PPE is now officially capital-F Fashion
Naomi Campbell's Insta-famous hazmat suit heads to Bath's Fashion Museum

Naomi Campbell stepped onto a flight from LA to New York in head-to-toe personal protective equipment in March, as the spread of covid-19 was intensifying. It felt like a novel Instagrammable moment at the time rather than a foreshadowing. A legend, an icon, a woman whose very image is her livelihood, sporting a hazmat suit, face shield, goggles, mask, and gloves. But that outfit would soon become the uniform of beleaguered frontline healthcare workers worldwide if they were lucky enough not to face staggering PPE shortages.
The UK and US have begun their rollout of the covid-19 vaccine this week, as death tolls continue to mount globally. But it seems fashion is ready to crystallize this PPE moment into a piece of easily-digestible culture. On Monday, Campbell announced she was donating the famously depicted hazmat suit to the Bath Fashion Museum.

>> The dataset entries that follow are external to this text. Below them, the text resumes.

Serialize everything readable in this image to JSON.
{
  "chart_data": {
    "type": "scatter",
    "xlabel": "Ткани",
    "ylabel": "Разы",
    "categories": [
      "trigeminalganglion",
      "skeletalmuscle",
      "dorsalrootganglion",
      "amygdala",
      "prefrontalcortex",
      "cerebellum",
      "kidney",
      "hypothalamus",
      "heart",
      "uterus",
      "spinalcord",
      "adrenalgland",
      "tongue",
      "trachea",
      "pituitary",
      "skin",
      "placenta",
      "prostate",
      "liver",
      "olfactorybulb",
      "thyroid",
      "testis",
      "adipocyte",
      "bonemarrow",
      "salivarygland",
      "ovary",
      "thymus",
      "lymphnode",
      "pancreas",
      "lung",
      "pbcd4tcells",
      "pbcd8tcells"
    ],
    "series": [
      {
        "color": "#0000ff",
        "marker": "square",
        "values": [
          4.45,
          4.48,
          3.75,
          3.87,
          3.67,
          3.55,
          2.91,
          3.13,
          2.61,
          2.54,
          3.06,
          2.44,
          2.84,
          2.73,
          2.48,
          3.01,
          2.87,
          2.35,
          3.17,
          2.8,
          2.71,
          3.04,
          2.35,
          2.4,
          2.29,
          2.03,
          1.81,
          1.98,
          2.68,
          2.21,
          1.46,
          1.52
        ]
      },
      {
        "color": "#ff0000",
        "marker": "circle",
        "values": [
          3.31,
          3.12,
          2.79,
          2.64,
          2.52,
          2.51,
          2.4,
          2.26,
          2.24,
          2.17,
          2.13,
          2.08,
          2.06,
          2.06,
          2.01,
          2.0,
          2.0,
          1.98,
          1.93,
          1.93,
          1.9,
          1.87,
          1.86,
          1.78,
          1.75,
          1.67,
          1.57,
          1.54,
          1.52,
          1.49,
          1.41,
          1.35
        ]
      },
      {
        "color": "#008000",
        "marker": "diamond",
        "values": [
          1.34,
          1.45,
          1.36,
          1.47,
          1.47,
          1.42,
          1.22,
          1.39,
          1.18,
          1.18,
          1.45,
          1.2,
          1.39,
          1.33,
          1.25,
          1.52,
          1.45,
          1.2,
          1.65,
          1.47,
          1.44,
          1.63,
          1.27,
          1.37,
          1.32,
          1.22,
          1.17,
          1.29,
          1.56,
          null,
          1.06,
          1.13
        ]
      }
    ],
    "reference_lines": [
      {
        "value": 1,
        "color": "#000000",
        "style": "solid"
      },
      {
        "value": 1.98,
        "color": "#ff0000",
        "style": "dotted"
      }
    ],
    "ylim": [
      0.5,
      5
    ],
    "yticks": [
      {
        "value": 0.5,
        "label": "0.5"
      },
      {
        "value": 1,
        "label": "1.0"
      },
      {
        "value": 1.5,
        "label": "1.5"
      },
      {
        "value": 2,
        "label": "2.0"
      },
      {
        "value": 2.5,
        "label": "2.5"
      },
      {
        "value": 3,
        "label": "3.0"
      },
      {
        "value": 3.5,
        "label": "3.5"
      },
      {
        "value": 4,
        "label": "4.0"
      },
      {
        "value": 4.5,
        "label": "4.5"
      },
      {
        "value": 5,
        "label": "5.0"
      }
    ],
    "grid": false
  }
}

The supermodel claims that she buys her hazmat suits in bulk. Given that she's a famously careful flyer, it almost certainly cannot be the same suit from the picture. What sort of millionaire germaphobe supermodel would keep such a disposable object lying around for months? In any case, it probably wasn't very effective in protecting her from anything. Proper utilization of personal protective equipment requires training and know-how. Dr. Ashish K. Jha says, "there is a specific protocol you have to follow, or you end up actually infecting yourself."
So it's not the exact suit in the photo that's museum-worthy, but the iconography of one of the world's most untouchable women kneeling in the face of covid; the idea of the pandemic as a great leveler.
Initially, the idea seemed a bit insensitive -- a fashion museum of all things acquiring a supermodel's used hazmat suit. It seemed like a horrible trivialization of an image that reminds so many of loss and grief. But that's essentially that's what fashion is. We look at a garment, and we are reminded of the exact place in time where it was visible and vital. An outstanding representation of a moment in time that no one will forget.
Since March, we've seen countless pictures of worn frontline workers in their PPE, exhaustedly persevering amidst unparalleled loss and chaos. All we see is their eyes, full of fatigue and fear. Many healthcare workers took to wearing smiling photos of themselves to comfort patients and restore some echo of normalcy, whatever that is.
Naomi Campbell opted for a sort of pouty smize in her hazmat selfie. As she exited the plane, paparazzi caught her with a Burberry cape thrown over the Tyvek suit. For her, the PPE gave her permission to continue her life with little disruption. There she was, dazzling the masses with her safety precautions! But for so many others, though, it became a previously unimaginable part of daily life, something you wear to survive.
It is hard to draw an exact parallel to another outfit or garment in history that was so symbolic as the hazmat suit, gloves, goggles, mask, and face shield. What other ensembles can draw upon such a vast register of human emotions? When was the last time something of cultural significance happened that affected or threatened our physical beings the way covid has? The hazmat suit is the fashion of a physical barrier between us and disease, tragedy, loss, death. Personal protection laid bare. Maybe the closest comparison could be to a military uniform, specific attire that can evoke so much emotion with its mere presence.
While Naomi Campbell's specific depiction of PPE may rub some the wrong way now, its appearance in a fashion museum shouldn't really surprise anyone. Fashion's very existence rests on the concept of glamorizing and commemorating the mundane and necessary.